2. Alleviating the Reference Set Size Problem

One possible way of alleviating this problem is by reducing the reference set size. However, this reduces the diversity of the reference-residual pairs exposed during training and can lead to a poor solution. While the issue of diversity can be combated with large reference set sizes, increasing the number of epochs alone does not solve the problem as there exists a combinatorially large number of reference-residual pairs which cannot be practically explored, and the model will still be vulnerable to shortcuts. Moreover, modifying the number of training epochs results in non-trivial modifications in the training hyper-parameters (e.g., learning rate schedules) and can lead to poorly convergent models if the hyper-parameters are chosen incorrectly.

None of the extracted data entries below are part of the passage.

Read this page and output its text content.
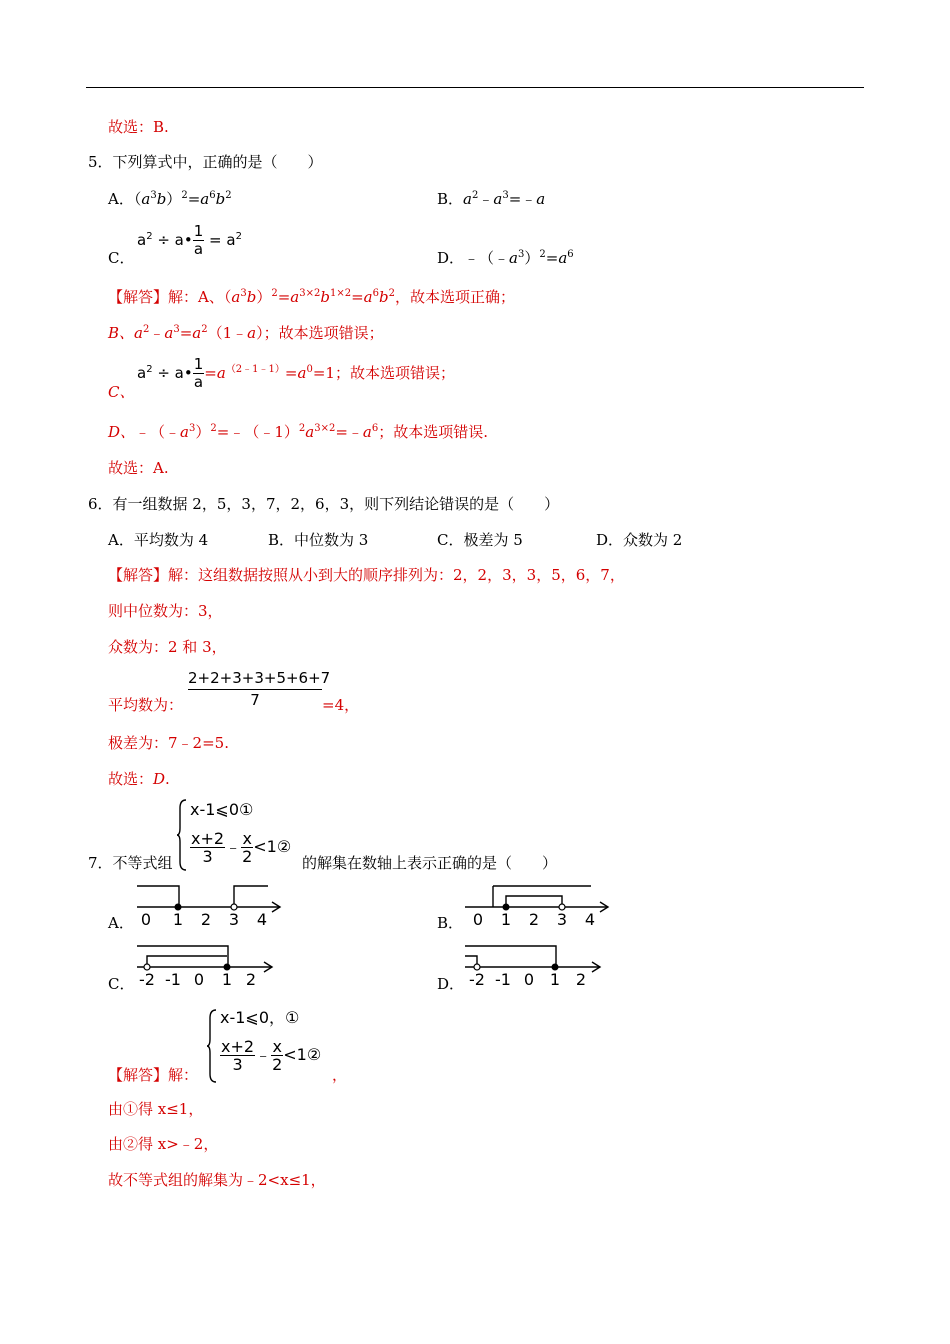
故选：B.
5．下列算式中，正确的是（　　）
A．$(a^3b)^2=a^6b^2$	B．$a^2﹣a^3=﹣a$
C．
$a^2$ ÷ a• $\frac{1}{a} = a^2$
D．$﹣(﹣a^3)^2=a^6$
【解答】解：A、$(a^3b)^2=a^{3\times 2}b^{1\times 2}=a^6b^2$，故本选项正确；
B、$a^2﹣a^3=a^2(1﹣a)$；故本选项错误；
C、
$a^2$ ÷ a• $\frac{1}{a} =a^{(2﹣1﹣1)}=a^0=1$；故本选项错误；
D、$﹣(﹣a^3)^2=﹣(﹣1)^2a^{3\times 2}=﹣a^6$；故本选项错误.
故选：A.
6．有一组数据 2，5，3，7，2，6，3，则下列结论错误的是（　　）
A．平均数为 4	B．中位数为 3	C．极差为 5	D．众数为 2
【解答】解：这组数据按照从小到大的顺序排列为：2，2，3，3，5，6，7，
则中位数为：3，
众数为：2 和 3，
平均数为： $\frac{2+2+3+3+5+6+7}{7} =4$，
极差为：7﹣2=5.
故选：D.
7．不等式组
x-1⩽0①
$\frac{x+2}{3}$ ﹣ $\frac{x}{2}$ <1②
的解集在数轴上表示正确的是（　　）
A． 0 1 2 3 4	B． 0 1 2 3 4
C． -2 -1 0 1 2	D． -2 -1 0 1 2
【解答】解：
x-1⩽0，①
$\frac{x+2}{3}$ ﹣ $\frac{x}{2}$ <1②
，
由①得 x≤1，
由②得 x>﹣2，
故不等式组的解集为﹣2<x≤1，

Hence, we propose a reference masking regularizer for anchored training, that helps mitigate shortcut decision rules while also being computationally efficient.

3. Reference Set Selection Strategy

For all experiments in Section 4, we utilize the entire training dataset as the reference set and train both the original and the proposed anchored models. During inference, we randomly select a single reference from the reference set and perform evaluation on the different test datasets. We will better clarify this in the final version of the paper.

4. Impact/Novelty

Anchoring is a framework that is agnostic to any training strategy, domain or application and can be wrapped along with other strategies (data augmentation, loss functions, regularizers, ensembling) that help improve model performance. While this is attractive, our paper identifies the shortcomings of the existing protocol and deals with a fundamental problem of how to train and make predictions with anchored models in practice. We develop a novel reference masking protocol for training anchored models that can significantly improve overall model generalization. We demonstrate significant quantitative performance improvements over standard and original anchored training protocol across different datasets, tasks and architectures. Particularly, we find that our proposed algorithm leads to a wider and flatter optima corresponding to superior solutions (Fig. 4), and can be used on top of augmentation strategies (Fig. 5a) and better handle training label noise (Fig. 5b). We systematically establish the empirical efficacy of our approach on OOD generalization and model safety tasks ranging from calibration, anomaly rejection as well as task adaptation and domain generalization. We expect to foster interesting research directions with anchoring and even impact applications in different domains (e.g., text, graphs etc.) where generalization and model safety are paramount concerns.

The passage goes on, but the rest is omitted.